Mircea Cartarescu, Solenoide.
Uno de tantos problemas de envejecer es el embotamiento de la sensibilidad. Al final, de tanto leer, empieza a darte igual todo, acabas minusvalorando y despreciando cualquier novedad, sólo por ser nueva. Se llega así a un doble error. El primero, la idealización de ese pasado, el de tu juventud ansiosa y expectante, cuando cualquier nueva novela, cualquier nueva película, cualquier nueva música, te tomaba por asalto, te demolía, arrasaba y dejaba exhausto. Ceguera ante las carencias de un tiempo que ya no será -y que nunca fue como ese recuerdo-, que se ve empeorado por un segundo error: le desprecio a lo que los jóvenes de ahora disfrutan y aman. Considerarlo de antemano, sin haberlo probado, como menor, indigno, despreciable. Pérdida de tiempo, mero entretenimiento y juguete, cuando habrá, con toda seguridad, de convertirse en nuevo canon. Si no ahora, cuando ya estés muerto.
¿A cuento de qué esta jeremiada? Pues que a veces, solo en muy raras veces, en estos páramos próximos al desierto de la vejez, se siente uno como antaño. Se tiembla ante un descubrimiento que se conoce definitivo, portador de un antes y un después, miliario en la vida de lector. Exagero, lo sé. Pero esto es lo que me ha pasado con
Solenoide, de Mircea Cartarescu. Una novela de 800 páginas que he devorado en una semana, sintiéndome obligado a leerla en cualquier momento libre que encontraba, olvidándome -¡al fin!- de Internetes, móviles, series efímeras intercambiables. En definitiva, de cualquier cometiempos en los los que abunda nuestra contemporaneidad. Una obra, en fin, que habría permanecido desconocida para mí -mi vista sólo contempla el pasado-, si no fuera
por este blog, de lectura siempre estimulante, dado a poner los puntos sobre las íes. Labor muy necesaria en un tiempo en que todo son admiraciones incondicionales, acompañados por odios productos de fes inquebrantables.
Vale, muy buena introducción, quizás un tanto larga, pero es hora de ir al grano: ¿de qué va
Solenoide?

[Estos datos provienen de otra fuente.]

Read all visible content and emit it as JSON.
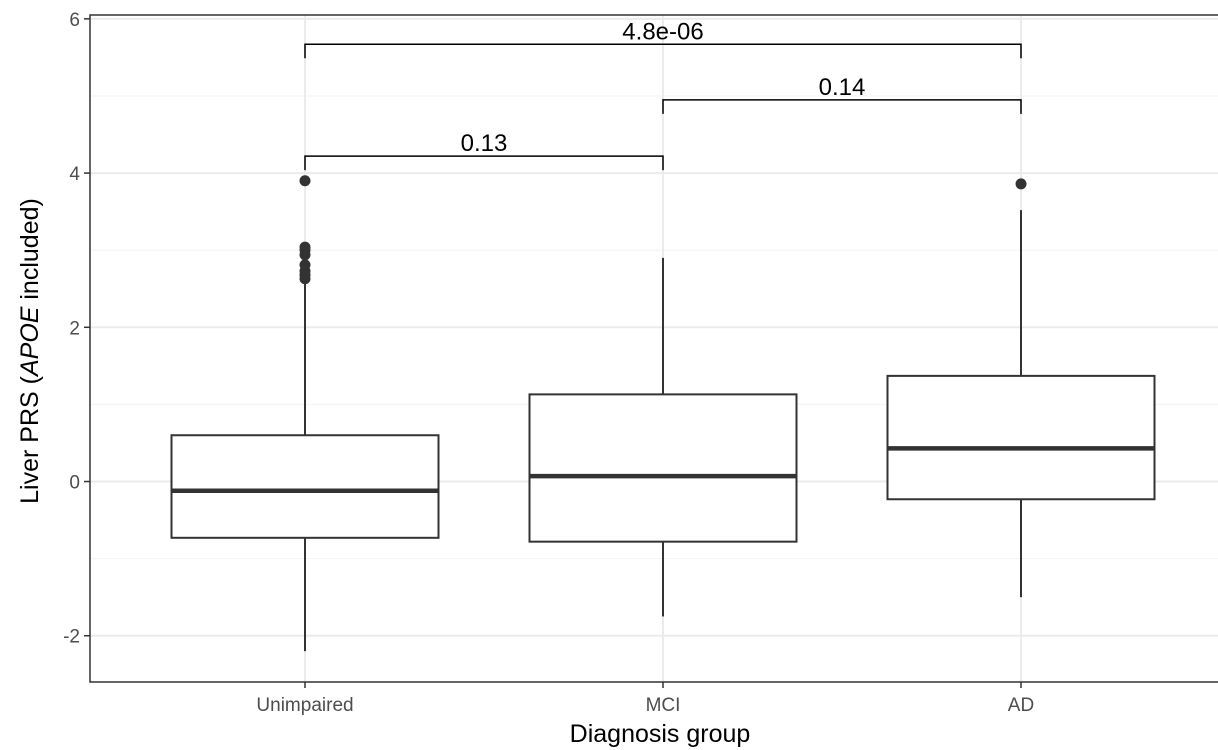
{
  "chart_data": {
    "type": "boxplot",
    "xlabel": "Diagnosis group",
    "ylabel": {
      "prefix": "Liver PRS (",
      "italic": "APOE",
      "suffix": " included)"
    },
    "ylim": [
      -2.6,
      6.05
    ],
    "yticks": [
      -2,
      0,
      2,
      4,
      6
    ],
    "grid": true,
    "categories": [
      "Unimpaired",
      "MCI",
      "AD"
    ],
    "boxes": [
      {
        "category": "Unimpaired",
        "lower_whisker": -2.2,
        "q1": -0.73,
        "median": -0.12,
        "q3": 0.6,
        "upper_whisker": 2.6,
        "outliers": [
          2.63,
          2.68,
          2.73,
          2.81,
          2.94,
          3.0,
          3.04,
          3.9
        ]
      },
      {
        "category": "MCI",
        "lower_whisker": -1.75,
        "q1": -0.78,
        "median": 0.07,
        "q3": 1.13,
        "upper_whisker": 2.9,
        "outliers": []
      },
      {
        "category": "AD",
        "lower_whisker": -1.5,
        "q1": -0.23,
        "median": 0.43,
        "q3": 1.37,
        "upper_whisker": 3.52,
        "outliers": [
          3.86
        ]
      }
    ],
    "comparisons": [
      {
        "from": "Unimpaired",
        "to": "MCI",
        "y": 4.22,
        "label": "0.13"
      },
      {
        "from": "MCI",
        "to": "AD",
        "y": 4.95,
        "label": "0.14"
      },
      {
        "from": "Unimpaired",
        "to": "AD",
        "y": 5.67,
        "label": "4.8e-06"
      }
    ]
  }
}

Pues se trata de una comida de tarro -así, dicho de manera vulgar-, como no recuerdo haber leído en décadas. Un auténtico OVNI en el panorama literario contemporáneo, cercano a otras pajas mentales posmodernas, de ésas que tanto abundan y con las que tanto nos regodeamos, pero que, a diferencia de ellas, cuenta con una estructura de cemento armado, sobre la que se asienta un edificio literario en apariencia imposible, un castillo de naipes de una solidez a prueba de terremotos y tempestades. Escrito, además, de manera maravillosa, con ese instinto y seguridad que denotan un escritor de raza: esos que consiguen hacerte ver, como si estuviese ante tus ojos, como si fuera real, racional, lógico y necesario, lo que en en manos de un escritor menos hábil, considerarías inverosímil y absurdo. Ridículo y risible.